Well, I won't do to you here what I did to them. Let's just say I
left the room in echoing silence. When I read the lyrics to the
waiting press corps, one of them said "We can't print that." "I
know," I replied,"but Time/Warner's selling it." Two months
later, Time/Warner terminated Ice-T's contract. I'll never be
offered another film by Warners, or get a good review from Time
magazine. But disobedience means you must be willing to act, not
just talk.
When a mugger sues his elderly victim for defending herself ...
jam the switchboard of the district attorney's office.
When your university is pressured to lower standards until 80%
of the students graduate with honors ... choke the halls of the
board of regents.
When an 8-year-old boy pecks a girl's cheek on the playground
and gets hauled into court for sexual harassment ... march on
that school and block its doorways.
When someone you elected is seduced by political power and
betrays you...petition them, oust them, banish them.

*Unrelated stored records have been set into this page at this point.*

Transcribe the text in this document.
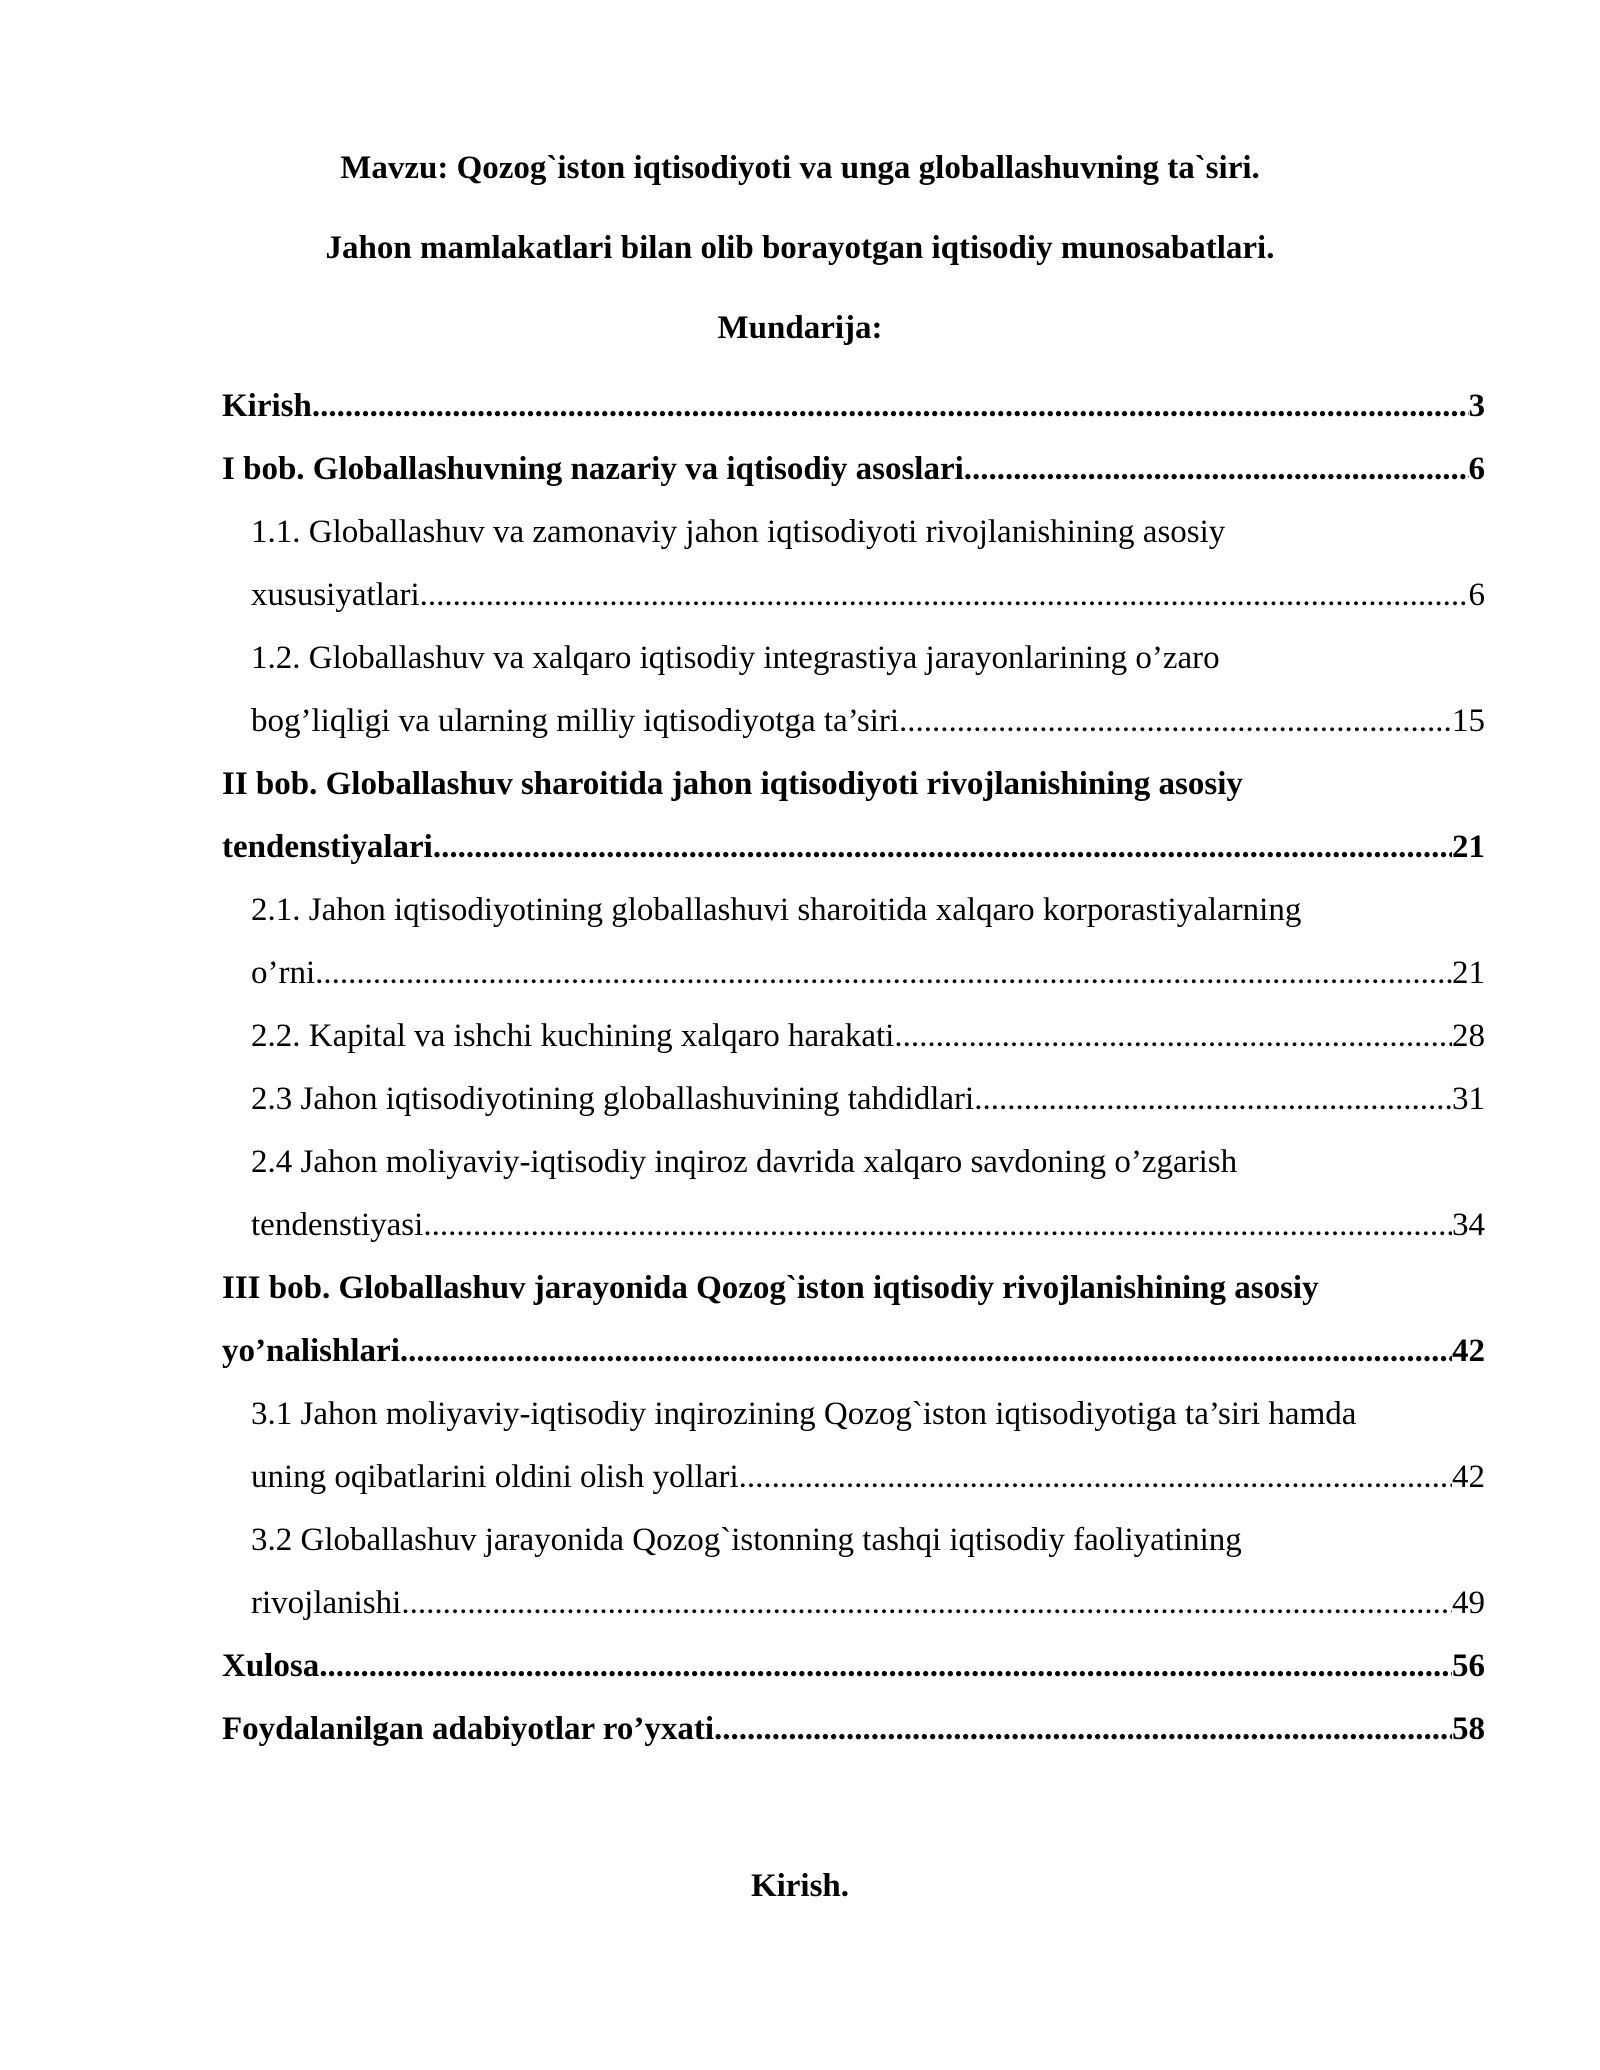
Mavzu: Qozog`iston iqtisodiyoti va unga globallashuvning ta`siri.
Jahon mamlakatlari bilan olib borayotgan iqtisodiy munosabatlari.
Mundarija:
Kirish .....	3
I bob. Globallashuvning nazariy va iqtisodiy asoslari .....	6
1.1. Globallashuv va zamonaviy jahon iqtisodiyoti rivojlanishining asosiy
xususiyatlari .....	6
1.2. Globallashuv va xalqaro iqtisodiy integrastiya jarayonlarining o’zaro
bog’liqligi va ularning milliy iqtisodiyotga ta’siri .....	15
II bob. Globallashuv sharoitida jahon iqtisodiyoti rivojlanishining asosiy
tendenstiyalari .....	21
2.1. Jahon iqtisodiyotining globallashuvi sharoitida xalqaro korporastiyalarning
o’rni .....	21
2.2. Kapital va ishchi kuchining xalqaro harakati .....	28
2.3 Jahon iqtisodiyotining globallashuvining tahdidlari .....	31
2.4 Jahon moliyaviy-iqtisodiy inqiroz davrida xalqaro savdoning o’zgarish
tendenstiyasi .....	34
III bob. Globallashuv jarayonida Qozog`iston iqtisodiy rivojlanishining asosiy
yo’nalishlari .....	42
3.1 Jahon moliyaviy-iqtisodiy inqirozining Qozog`iston iqtisodiyotiga ta’siri hamda
uning oqibatlarini oldini olish yollari .....	42
3.2 Globallashuv jarayonida Qozog`istonning tashqi iqtisodiy faoliyatining
rivojlanishi .....	49
Xulosa .....	56
Foydalanilgan adabiyotlar ro’yxati .....	58
Kirish.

When Time magazine's cover portrays millennium nuts as
deranged, Crazy Christians holding a cross as it did last month
... boycott their magazine and the products it advertises.
So that this nation may long endure, I urge you to follow in the
hallowed footsteps of the great disobediences of history that
freed exiles, founded religions, defeated tyrants, and yes, in
the hands of an aroused rabble in arms and a few great men,
by God's grace, built this country.
If Dr. King were here, I think he would agree. Thank you.